Per organizzare concerti con Enzo Maolucci contattare www.proposteconcerti.it

 

 ENZO MAOLUCCI     IN CONCERTO   

 

  A -RECITAL D’AUTORE (Le sue canzoni e i suoi “Rock-graffiti”)

    

Il percorso artistico del cantautore torinese attraverso i suoi  brani, inframmezzati da grandi pezzi          

 

Rock che hanno contribuito alla sua formazione musicale negli anni 50 e 60 (i noti “graffiti”).

Autentico testimone di un’epoca irrepetibile, Maolucci interpreterà le sue canzoni più celebri che    

hanno accompagnato, dalla metà degli anni 70, il riflusso della sua generazione e gli spietati anni

di piombo. Sono esperienze intrise di poesia, cantate da un pensatore sempre libero e graffiante.

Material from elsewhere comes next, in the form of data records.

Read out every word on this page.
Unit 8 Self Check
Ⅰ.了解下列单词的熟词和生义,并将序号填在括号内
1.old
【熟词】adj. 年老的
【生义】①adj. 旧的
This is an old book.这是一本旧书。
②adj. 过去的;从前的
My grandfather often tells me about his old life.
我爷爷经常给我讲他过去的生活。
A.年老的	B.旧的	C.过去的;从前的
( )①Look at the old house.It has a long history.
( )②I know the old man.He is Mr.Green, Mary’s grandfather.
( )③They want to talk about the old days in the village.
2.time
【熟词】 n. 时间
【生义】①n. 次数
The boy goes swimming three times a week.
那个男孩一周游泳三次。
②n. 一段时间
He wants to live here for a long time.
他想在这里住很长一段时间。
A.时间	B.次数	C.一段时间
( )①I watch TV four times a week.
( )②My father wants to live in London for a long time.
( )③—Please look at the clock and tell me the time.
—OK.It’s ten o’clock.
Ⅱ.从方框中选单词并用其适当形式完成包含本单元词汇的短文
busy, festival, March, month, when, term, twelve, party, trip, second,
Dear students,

Un concerto per voci e chitarre di grande effetto evocativo, che elude le nostalgie dei revival e            

trasmette invece un Rock d’autore genuino e vitale, senza frontiere e affrancato dal tempo,    

quello che ancora pervade i nostri giorni e che rappresenta una cultura “transgenerazionale”.

Storici brani come “Baradel”, “Torino che non è N.Y.”, “Al bar Elena”, “Generazione mia”, sono punteggiati da parentesi  rievocative di alcuni“classici”del Rock che le hanno ispirate (Elvis, Dylan,    Beatles, Stones) e da altre ispirazioni , romantiche, swing e folk, che arricchiscono i suoi brani più recenti, sempre intensi e originali.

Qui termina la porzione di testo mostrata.